Loi El Khomri

Publié le 20 décembre 2016 par Christophefaurie
On dit que le problème de la France, perte de compétitivité, millions de chômeurs, montée du FN…, c’est son droit social. Vrai ou pas, si M. Fillon devient président, il faudra passer des paroles aux actes. Le changement s’appellera El Khomri. Selon le billet précédent, cette loi vient de loin.  J’ai rencontré il y a des années certains de ses promoteurs. Je n’ai pas saisi ce qu’ils cherchaient à faire ! Cela en dit long sur le sujet, et son manque de clarté. Car la loi est au confluent de plusieurs courants idéologiques, puissamment culturels, d'où confusion. 
Ultralibéralisme
  • Le législateur a voulu que la politique de l’entreprise s’élabore au plus près du terrain. Parce que c’est là où tout se joue, pense-t-il. C'est aussi le modèle de "l'agilité". C'est une idée qui est associée à la "transformation numérique". Mais qui n'est pas du tout récente. Déjà dans les années 90, lorsque j'étudiais en MBA, on me farcissait la tête de textes contre la "bureaucratie" et pour "l'adhocratie". Idéologie individualiste, à la fois ultralibéralisme à la Hayek, néoconservatisme, mais aussi trotskisme. 
  • C’est aussi la loi des zones franches en situation désespérée. Venez chez nous vous ferez vos lois sociales ! Et c’est peut-être bien pour cela qu’elle inquiète. C'est la menace de la destruction de tout droit social.
La tradition française Mais ce n'est pas que cela,  ce type de pensée est solidement implanté dans notre histoire. Et c'est pour cela qu'il n'est pas évident que tous ses promoteurs soient vendus à l'ennemi.

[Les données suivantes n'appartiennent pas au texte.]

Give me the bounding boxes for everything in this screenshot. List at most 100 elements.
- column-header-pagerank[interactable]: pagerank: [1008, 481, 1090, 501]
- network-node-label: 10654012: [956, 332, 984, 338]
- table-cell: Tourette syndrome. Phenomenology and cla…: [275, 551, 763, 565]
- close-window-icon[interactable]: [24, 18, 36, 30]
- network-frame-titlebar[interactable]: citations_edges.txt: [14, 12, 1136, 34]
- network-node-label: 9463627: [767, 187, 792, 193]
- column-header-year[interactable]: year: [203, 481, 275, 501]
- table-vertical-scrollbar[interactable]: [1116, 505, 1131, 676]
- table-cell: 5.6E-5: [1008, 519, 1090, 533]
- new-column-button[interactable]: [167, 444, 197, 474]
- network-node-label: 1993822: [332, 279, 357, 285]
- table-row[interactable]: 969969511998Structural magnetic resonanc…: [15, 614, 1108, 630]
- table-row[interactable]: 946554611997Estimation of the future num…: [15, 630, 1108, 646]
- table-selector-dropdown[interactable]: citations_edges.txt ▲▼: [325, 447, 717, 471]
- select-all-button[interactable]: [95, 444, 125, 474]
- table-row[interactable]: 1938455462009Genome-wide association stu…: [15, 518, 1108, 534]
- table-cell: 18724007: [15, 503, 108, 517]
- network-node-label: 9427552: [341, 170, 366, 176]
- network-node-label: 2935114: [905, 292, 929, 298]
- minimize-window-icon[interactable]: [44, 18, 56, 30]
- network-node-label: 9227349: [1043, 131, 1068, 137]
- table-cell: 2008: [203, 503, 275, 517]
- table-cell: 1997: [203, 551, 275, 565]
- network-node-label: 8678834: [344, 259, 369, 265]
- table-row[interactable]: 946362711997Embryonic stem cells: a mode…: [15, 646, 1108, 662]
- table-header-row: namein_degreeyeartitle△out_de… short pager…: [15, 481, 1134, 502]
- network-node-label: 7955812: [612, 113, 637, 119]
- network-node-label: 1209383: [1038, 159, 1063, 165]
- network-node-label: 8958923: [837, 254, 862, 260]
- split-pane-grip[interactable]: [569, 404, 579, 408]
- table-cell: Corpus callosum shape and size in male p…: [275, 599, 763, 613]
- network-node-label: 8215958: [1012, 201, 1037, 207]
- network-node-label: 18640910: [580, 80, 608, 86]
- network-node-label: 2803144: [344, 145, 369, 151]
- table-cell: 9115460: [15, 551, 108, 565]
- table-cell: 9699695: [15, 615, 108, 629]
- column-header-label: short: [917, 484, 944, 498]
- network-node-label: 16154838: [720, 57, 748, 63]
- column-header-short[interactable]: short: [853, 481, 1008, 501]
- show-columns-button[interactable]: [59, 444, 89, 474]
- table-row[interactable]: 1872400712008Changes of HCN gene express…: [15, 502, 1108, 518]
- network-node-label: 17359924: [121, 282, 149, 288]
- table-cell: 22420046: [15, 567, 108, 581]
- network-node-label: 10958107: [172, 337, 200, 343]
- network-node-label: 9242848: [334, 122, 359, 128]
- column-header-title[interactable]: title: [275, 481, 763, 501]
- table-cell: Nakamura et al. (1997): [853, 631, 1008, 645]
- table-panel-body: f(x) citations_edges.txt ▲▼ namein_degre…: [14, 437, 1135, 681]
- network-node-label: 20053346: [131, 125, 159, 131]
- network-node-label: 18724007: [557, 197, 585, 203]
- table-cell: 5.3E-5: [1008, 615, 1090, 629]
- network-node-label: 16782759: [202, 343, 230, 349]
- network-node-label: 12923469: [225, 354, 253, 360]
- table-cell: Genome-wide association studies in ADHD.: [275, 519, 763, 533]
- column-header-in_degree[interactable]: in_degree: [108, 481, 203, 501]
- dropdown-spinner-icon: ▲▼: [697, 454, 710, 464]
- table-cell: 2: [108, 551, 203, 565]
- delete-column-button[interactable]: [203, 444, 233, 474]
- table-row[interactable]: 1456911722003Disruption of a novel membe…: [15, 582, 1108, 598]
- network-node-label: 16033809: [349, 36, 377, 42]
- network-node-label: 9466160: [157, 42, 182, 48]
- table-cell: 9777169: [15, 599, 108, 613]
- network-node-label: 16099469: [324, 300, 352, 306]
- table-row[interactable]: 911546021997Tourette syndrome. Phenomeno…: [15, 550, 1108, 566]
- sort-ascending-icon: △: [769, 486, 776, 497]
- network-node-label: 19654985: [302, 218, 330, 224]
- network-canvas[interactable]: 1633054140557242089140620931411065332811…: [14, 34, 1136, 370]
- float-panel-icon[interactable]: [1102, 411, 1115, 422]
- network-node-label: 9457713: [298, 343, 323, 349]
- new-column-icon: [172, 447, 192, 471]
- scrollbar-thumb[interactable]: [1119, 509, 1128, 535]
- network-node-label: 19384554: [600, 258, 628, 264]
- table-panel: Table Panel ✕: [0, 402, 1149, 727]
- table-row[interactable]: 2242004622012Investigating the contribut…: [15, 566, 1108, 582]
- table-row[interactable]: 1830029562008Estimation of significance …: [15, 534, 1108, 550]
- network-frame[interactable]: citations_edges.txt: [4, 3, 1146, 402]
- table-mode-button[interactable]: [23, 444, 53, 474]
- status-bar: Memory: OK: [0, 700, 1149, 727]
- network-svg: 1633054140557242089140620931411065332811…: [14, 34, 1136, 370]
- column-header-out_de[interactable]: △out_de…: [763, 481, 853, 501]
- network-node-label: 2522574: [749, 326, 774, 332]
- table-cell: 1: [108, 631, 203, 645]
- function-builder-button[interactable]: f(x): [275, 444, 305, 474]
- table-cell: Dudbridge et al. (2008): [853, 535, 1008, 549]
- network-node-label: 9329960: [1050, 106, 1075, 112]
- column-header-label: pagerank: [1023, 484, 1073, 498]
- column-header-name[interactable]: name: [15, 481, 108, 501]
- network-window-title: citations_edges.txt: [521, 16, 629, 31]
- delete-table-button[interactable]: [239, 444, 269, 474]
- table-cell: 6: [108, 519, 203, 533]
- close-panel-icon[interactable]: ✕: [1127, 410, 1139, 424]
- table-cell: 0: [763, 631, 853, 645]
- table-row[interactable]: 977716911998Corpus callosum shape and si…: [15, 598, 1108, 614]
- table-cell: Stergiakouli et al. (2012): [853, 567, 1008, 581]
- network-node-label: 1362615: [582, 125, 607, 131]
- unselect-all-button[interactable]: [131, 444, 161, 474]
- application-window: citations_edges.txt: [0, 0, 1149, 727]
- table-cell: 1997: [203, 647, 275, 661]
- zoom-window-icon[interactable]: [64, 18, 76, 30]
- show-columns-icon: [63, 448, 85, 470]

  • Un raisonnement que j’ai entendu est le suivant. Le mal de la France, c'est le dirigeant de droit divin. Il n'écoute rien. L’environnement concurrentiel est très complexe. Seule l’organisation, dans son ensemble, possède l’information qui permet de le décoder. En forçant le patron à s’entendre avec ses collaborateurs, le système allemand est efficace. C’est ce type d’efficacité que recherchent nombre de promoteurs de ce type de loi. On pourrait appeler ce courant de pensée "co gestion".
  • Il y a surtout une tradition française. M.Macron est un disciple de M.Rocard, lui-même héritier d'un des plus puissants courant de pensée de notre culture nationale. Quel est son nom ? humanisme, radicalisme, personnalisme, solidarisme, voire anarchisme ? Parmi ses promoteurs : Proudhon voire Vercingétorix. L’idéal de cette pensée est l’association de libertaires. C’est le modèle qui réconcilie capitalisme et communisme. C’est aussi le principe de l’économie sociale : l’entreprise comme une république d’égaux (ou d’égos). Ses principes sont férocement anti étatiques, libertaires, mais aussi associatifs. L'individu seul n'est rien. C'est le "ni ni". Ni capitalisme, ni communisme. C'est un modèle anti technocratique. C'est la pensée de la 3ème République, qui a bu un bouillon avec Pétain puis avec les trente glorieuses et sa 5ème République, qui ont installé le règne de l’État.
Une première morale de cette histoire, est que l'on voit ici pourquoi des gens de tous les horizons de pensée ont pu se retrouver dans le pétainisme, le nazisme, 68 ou la révolution française : ils y entendent les idées qui leur sont vissées au corps, et pensent que l'histoire va dans leur sens.